As it turned out, Stanley Mason's experience defied the trend. Though the congressional subcommittee didn't seem to pay much attention to what he had to say, a New York Times reporter passed the story on to a friend at Newsweek. When Newsweek quoted Simco vice-president Michael Handler in an article on alternative energy, someone at the NSF was intrigued enough to ask the company if it would be interested in a relatively new research grant program they had for small companies.

The NSF didn't start its Small Business Innovation Research program (SBIR) out of a concern for small companies or a conviction that they would do innovative work (see box page 32). In fact, Congress required it to set aside some of its applied research budget for small business. The NSF charged Roland Ribbetts, then a director of applied research programs, with seeing that the money was well spent.

Tibbetts and others he consulted devised a three-phase program that he thought might be a pilot for other agencies, as well as for a larger scale effort at the NSF. It was designed to lead a small company from a six-month feasibility study to a two-year larger scale research effort, and then to private sources of capital, such as venture capitalists and large corporations, for commercialization.

The program attracted 329 proposals from 34 states in 1977, and of those 42 got Phase I grants of up to $25,000. The following year, the entire $4.3-million budget was allotted to Phase II grants, which average $200,000, for a continuation of half of the first 42 projects. In 1979 and 1980 the number of applications and Phase I projects funded increased.
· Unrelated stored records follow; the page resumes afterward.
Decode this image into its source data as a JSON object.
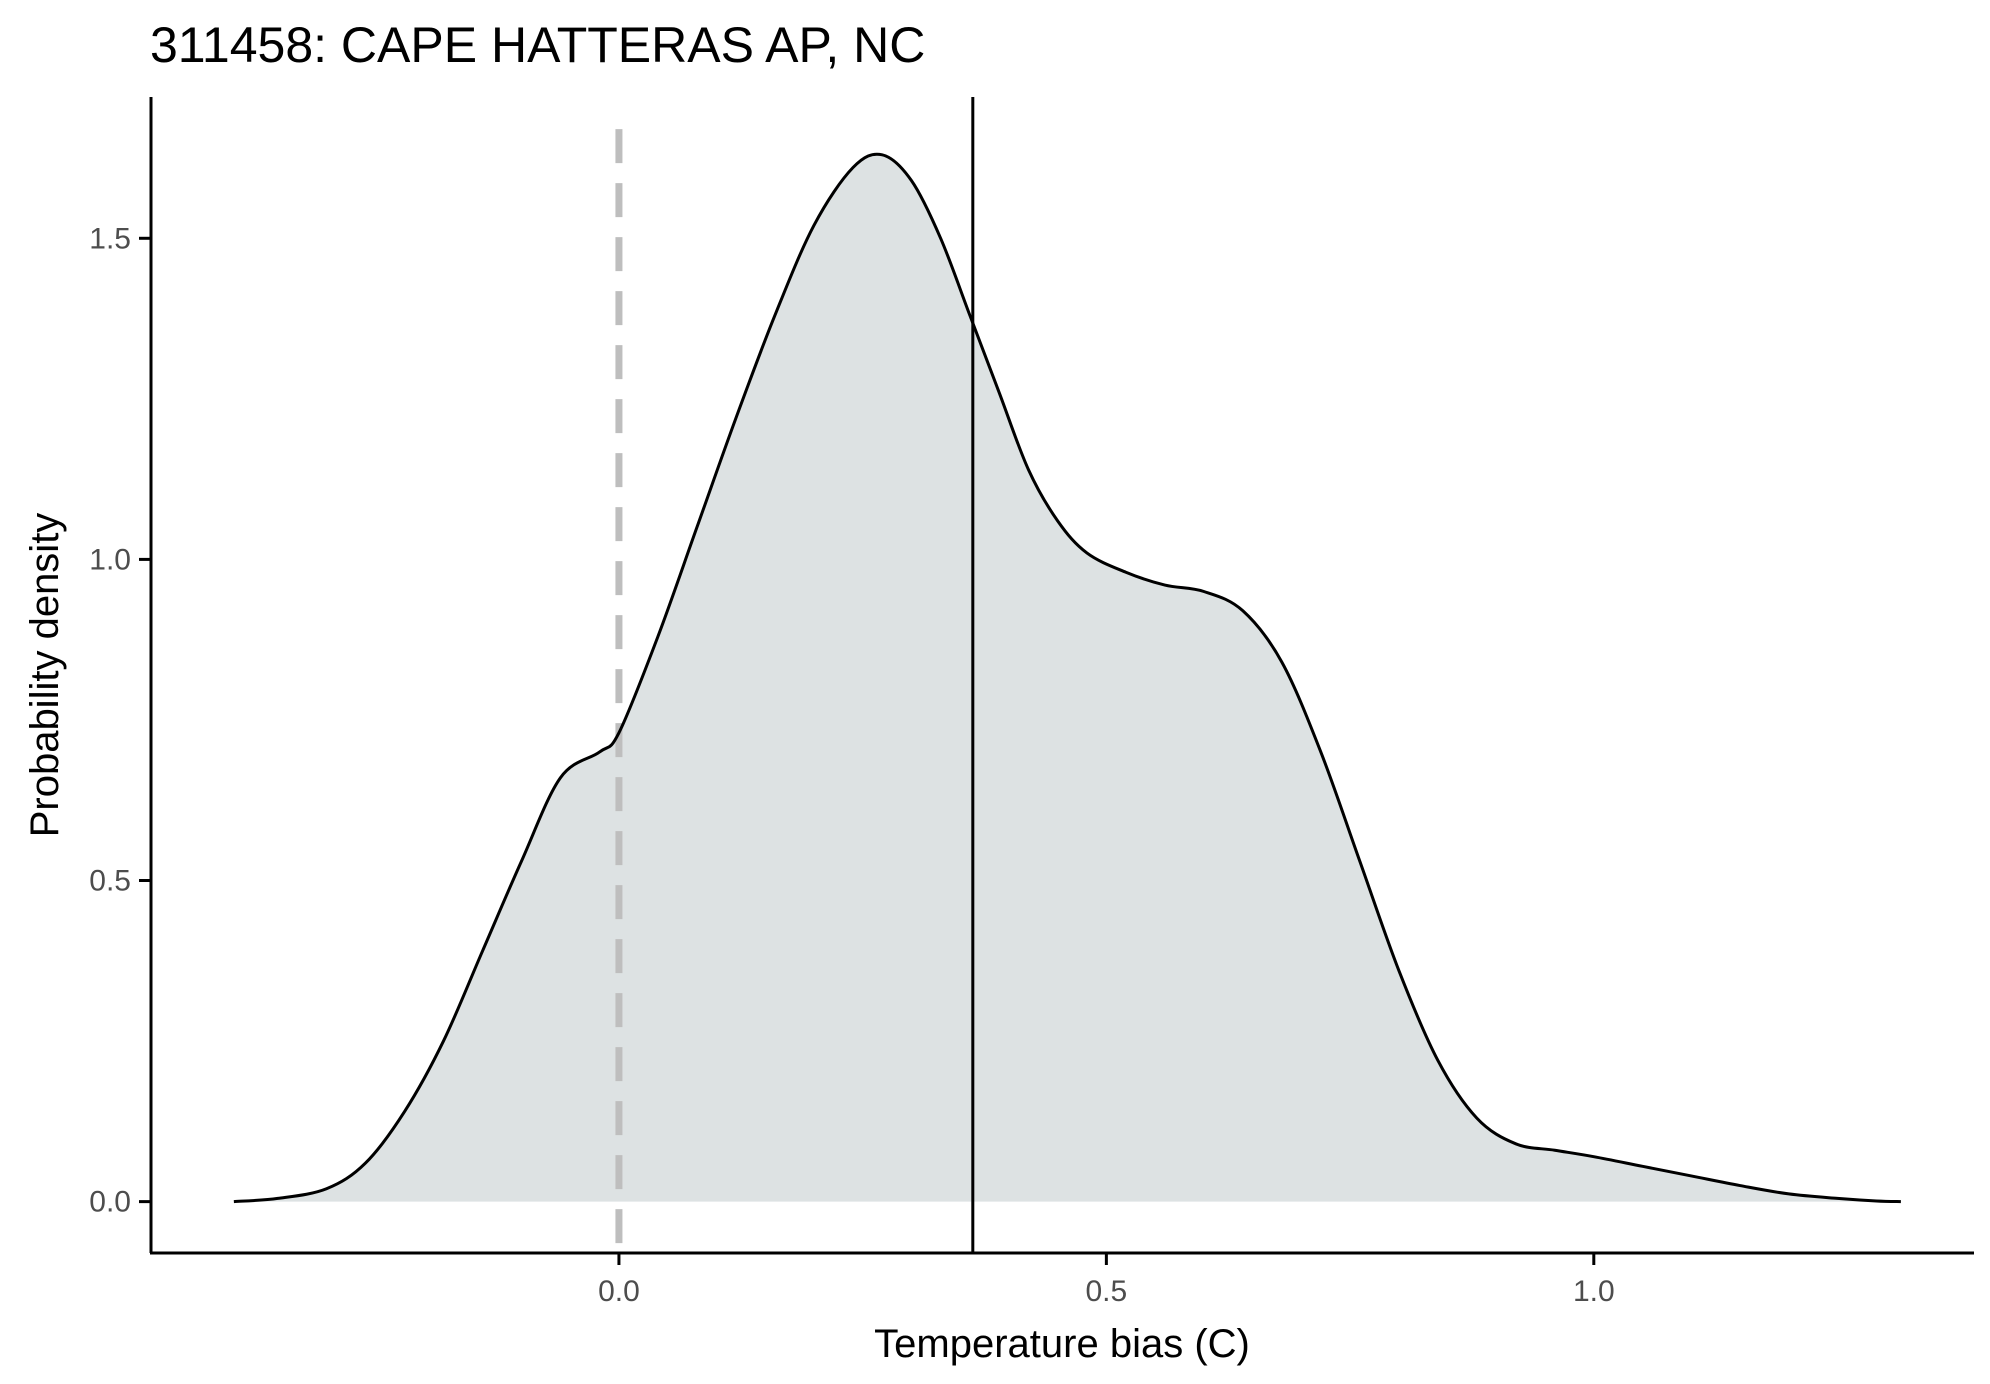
{
  "chart_data": {
    "type": "area",
    "title": "311458: CAPE HATTERAS AP, NC",
    "xlabel": "Temperature bias (C)",
    "ylabel": "Probability density",
    "xlim": [
      -0.48,
      1.39
    ],
    "ylim": [
      -0.08,
      1.72
    ],
    "x_ticks": [
      0.0,
      0.5,
      1.0
    ],
    "x_tick_labels": [
      "0.0",
      "0.5",
      "1.0"
    ],
    "y_ticks": [
      0.0,
      0.5,
      1.0,
      1.5
    ],
    "y_tick_labels": [
      "0.0",
      "0.5",
      "1.0",
      "1.5"
    ],
    "grid": false,
    "legend": "none",
    "fill_color": "#dde2e3",
    "line_color": "#000000",
    "reference_lines": [
      {
        "x": 0.0,
        "style": "dashed",
        "color": "#bebebe"
      },
      {
        "x": 0.363,
        "style": "solid",
        "color": "#000000"
      }
    ],
    "series": [
      {
        "x": [
          -0.395,
          -0.35,
          -0.3,
          -0.26,
          -0.22,
          -0.18,
          -0.14,
          -0.1,
          -0.06,
          -0.02,
          0.0,
          0.04,
          0.08,
          0.12,
          0.16,
          0.2,
          0.24,
          0.27,
          0.3,
          0.33,
          0.36,
          0.39,
          0.42,
          0.45,
          0.48,
          0.52,
          0.56,
          0.6,
          0.64,
          0.68,
          0.72,
          0.76,
          0.8,
          0.84,
          0.88,
          0.92,
          0.96,
          1.0,
          1.05,
          1.1,
          1.15,
          1.2,
          1.25,
          1.29,
          1.315
        ],
        "y": [
          0.0,
          0.005,
          0.02,
          0.06,
          0.14,
          0.25,
          0.39,
          0.53,
          0.66,
          0.7,
          0.73,
          0.88,
          1.05,
          1.22,
          1.38,
          1.52,
          1.61,
          1.63,
          1.59,
          1.5,
          1.38,
          1.26,
          1.14,
          1.06,
          1.01,
          0.98,
          0.96,
          0.95,
          0.92,
          0.84,
          0.7,
          0.53,
          0.36,
          0.22,
          0.13,
          0.09,
          0.08,
          0.07,
          0.055,
          0.04,
          0.025,
          0.012,
          0.005,
          0.001,
          0.0
        ]
      }
    ]
  }
}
Twenty-five thousand dollars didn't sound like much money to Mason, but in spite of the relationships he'd built up with large companies over the years, no one else was giving him anything. Besides, the application called for just a 20-page proposal, and he thought the exposure to the scientific community might be good for the project. Mason and his colleagues put together and sent off what was 1 of 530 applications submitted by small companies in 1980.